First and foremost, it's vital to know when to study. This is probably one of the most fundamental studying skills, and it's extremely simple. Do not try to cram all of the information the night before an exam. Try to review the class material briefly at least once a week. The week before the exam, study a bit at a time, over multiple days. Having some flashcards — even on a smartphone app — and drilling yourself while you're in line for food is a great way to kill downtime and prepare for any upcoming exams. Breaking up the information that you're trying to digest makes it stick in your head longer than trying to cram in a matter of hours does.
What to Study
Most professors provide some sort of guide to their exams, either in their syllabus or before the exam; if they haven't, it's okay to ask if they will provide one. Alternatively, they may also give out review questions. These will keep you from spending hours trying to memorize things you won't need. Whatever information they say will be on the exam, study that first. During every lecture (not just the ones before the exam), take note of anything they say might be a good exam question. Once you understand that material and can do the problems, it's okay to start studying any information they didn't mention being on the test, as it might still appear on the test. Professors won't always tell you every little thing about the exam, and some like to use less important material to make bonus questions.
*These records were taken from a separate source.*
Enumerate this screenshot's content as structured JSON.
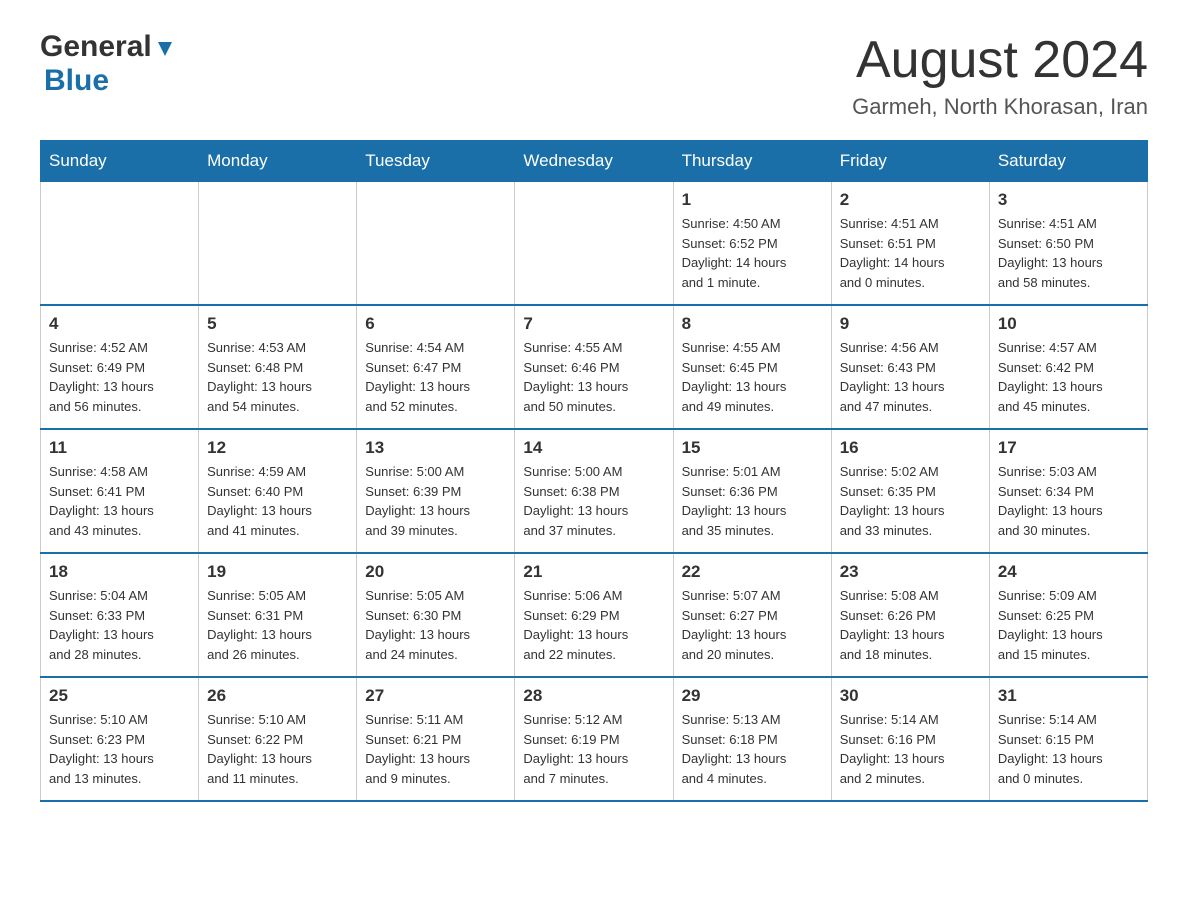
{
  "header": {
    "logo_general": "General",
    "logo_blue": "Blue",
    "month_title": "August 2024",
    "location": "Garmeh, North Khorasan, Iran"
  },
  "days_of_week": [
    "Sunday",
    "Monday",
    "Tuesday",
    "Wednesday",
    "Thursday",
    "Friday",
    "Saturday"
  ],
  "weeks": [
    [
      {
        "day": "",
        "info": ""
      },
      {
        "day": "",
        "info": ""
      },
      {
        "day": "",
        "info": ""
      },
      {
        "day": "",
        "info": ""
      },
      {
        "day": "1",
        "info": "Sunrise: 4:50 AM\nSunset: 6:52 PM\nDaylight: 14 hours\nand 1 minute."
      },
      {
        "day": "2",
        "info": "Sunrise: 4:51 AM\nSunset: 6:51 PM\nDaylight: 14 hours\nand 0 minutes."
      },
      {
        "day": "3",
        "info": "Sunrise: 4:51 AM\nSunset: 6:50 PM\nDaylight: 13 hours\nand 58 minutes."
      }
    ],
    [
      {
        "day": "4",
        "info": "Sunrise: 4:52 AM\nSunset: 6:49 PM\nDaylight: 13 hours\nand 56 minutes."
      },
      {
        "day": "5",
        "info": "Sunrise: 4:53 AM\nSunset: 6:48 PM\nDaylight: 13 hours\nand 54 minutes."
      },
      {
        "day": "6",
        "info": "Sunrise: 4:54 AM\nSunset: 6:47 PM\nDaylight: 13 hours\nand 52 minutes."
      },
      {
        "day": "7",
        "info": "Sunrise: 4:55 AM\nSunset: 6:46 PM\nDaylight: 13 hours\nand 50 minutes."
      },
      {
        "day": "8",
        "info": "Sunrise: 4:55 AM\nSunset: 6:45 PM\nDaylight: 13 hours\nand 49 minutes."
      },
      {
        "day": "9",
        "info": "Sunrise: 4:56 AM\nSunset: 6:43 PM\nDaylight: 13 hours\nand 47 minutes."
      },
      {
        "day": "10",
        "info": "Sunrise: 4:57 AM\nSunset: 6:42 PM\nDaylight: 13 hours\nand 45 minutes."
      }
    ],
    [
      {
        "day": "11",
        "info": "Sunrise: 4:58 AM\nSunset: 6:41 PM\nDaylight: 13 hours\nand 43 minutes."
      },
      {
        "day": "12",
        "info": "Sunrise: 4:59 AM\nSunset: 6:40 PM\nDaylight: 13 hours\nand 41 minutes."
      },
      {
        "day": "13",
        "info": "Sunrise: 5:00 AM\nSunset: 6:39 PM\nDaylight: 13 hours\nand 39 minutes."
      },
      {
        "day": "14",
        "info": "Sunrise: 5:00 AM\nSunset: 6:38 PM\nDaylight: 13 hours\nand 37 minutes."
      },
      {
        "day": "15",
        "info": "Sunrise: 5:01 AM\nSunset: 6:36 PM\nDaylight: 13 hours\nand 35 minutes."
      },
      {
        "day": "16",
        "info": "Sunrise: 5:02 AM\nSunset: 6:35 PM\nDaylight: 13 hours\nand 33 minutes."
      },
      {
        "day": "17",
        "info": "Sunrise: 5:03 AM\nSunset: 6:34 PM\nDaylight: 13 hours\nand 30 minutes."
      }
    ],
    [
      {
        "day": "18",
        "info": "Sunrise: 5:04 AM\nSunset: 6:33 PM\nDaylight: 13 hours\nand 28 minutes."
      },
      {
        "day": "19",
        "info": "Sunrise: 5:05 AM\nSunset: 6:31 PM\nDaylight: 13 hours\nand 26 minutes."
      },
      {
        "day": "20",
        "info": "Sunrise: 5:05 AM\nSunset: 6:30 PM\nDaylight: 13 hours\nand 24 minutes."
      },
      {
        "day": "21",
        "info": "Sunrise: 5:06 AM\nSunset: 6:29 PM\nDaylight: 13 hours\nand 22 minutes."
      },
      {
        "day": "22",
        "info": "Sunrise: 5:07 AM\nSunset: 6:27 PM\nDaylight: 13 hours\nand 20 minutes."
      },
      {
        "day": "23",
        "info": "Sunrise: 5:08 AM\nSunset: 6:26 PM\nDaylight: 13 hours\nand 18 minutes."
      },
      {
        "day": "24",
        "info": "Sunrise: 5:09 AM\nSunset: 6:25 PM\nDaylight: 13 hours\nand 15 minutes."
      }
    ],
    [
      {
        "day": "25",
        "info": "Sunrise: 5:10 AM\nSunset: 6:23 PM\nDaylight: 13 hours\nand 13 minutes."
      },
      {
        "day": "26",
        "info": "Sunrise: 5:10 AM\nSunset: 6:22 PM\nDaylight: 13 hours\nand 11 minutes."
      },
      {
        "day": "27",
        "info": "Sunrise: 5:11 AM\nSunset: 6:21 PM\nDaylight: 13 hours\nand 9 minutes."
      },
      {
        "day": "28",
        "info": "Sunrise: 5:12 AM\nSunset: 6:19 PM\nDaylight: 13 hours\nand 7 minutes."
      },
      {
        "day": "29",
        "info": "Sunrise: 5:13 AM\nSunset: 6:18 PM\nDaylight: 13 hours\nand 4 minutes."
      },
      {
        "day": "30",
        "info": "Sunrise: 5:14 AM\nSunset: 6:16 PM\nDaylight: 13 hours\nand 2 minutes."
      },
      {
        "day": "31",
        "info": "Sunrise: 5:14 AM\nSunset: 6:15 PM\nDaylight: 13 hours\nand 0 minutes."
      }
    ]
  ]
}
This particular order may not work best for everyone, but it helps a vast majority. Start with the earliest material. By now you may not be as familiar with it, so it's the most important material to brush up on. Work your way from the earliest material to the newest in chronological order. Once that's done, go in the reverse order. This is a good way to test yourself and see if you still remember everything you brushed up on from the older material.
Studying alone is fine, but studying with others is always better.
Studying alone is fine, but studying with others is always better. Forming study groups can make drilling material easier and a bit more fun. Study groups can be enormously beneficial, as other people can ask you questions and may understand certain concepts better. If even that isn't helping you understand a particular concept, see your professor or TA outside of class; professors are almost always happy to help their students.
The Final Review
If you've been following these steps thus far, the last review shouldn't take very long. Drill yourself on the material one more time, and double check yourself on anything you still feel a bit shaky on. Do this the night before, then get a good night's sleep. Getting eight hours of rest the night before an exam is one of the most important things to do. Now that you actually have to study, you'll need that sleep. If you review the material, then go directly from your books to your bed, you have a much higher chance of retaining that information.
Now that you actually have to study, you'll need that sleep.
Follow these steps, and you can overcome even the most challenging course. Learning to study from the ground up can be intimidating, but it's vital to your success at RIT.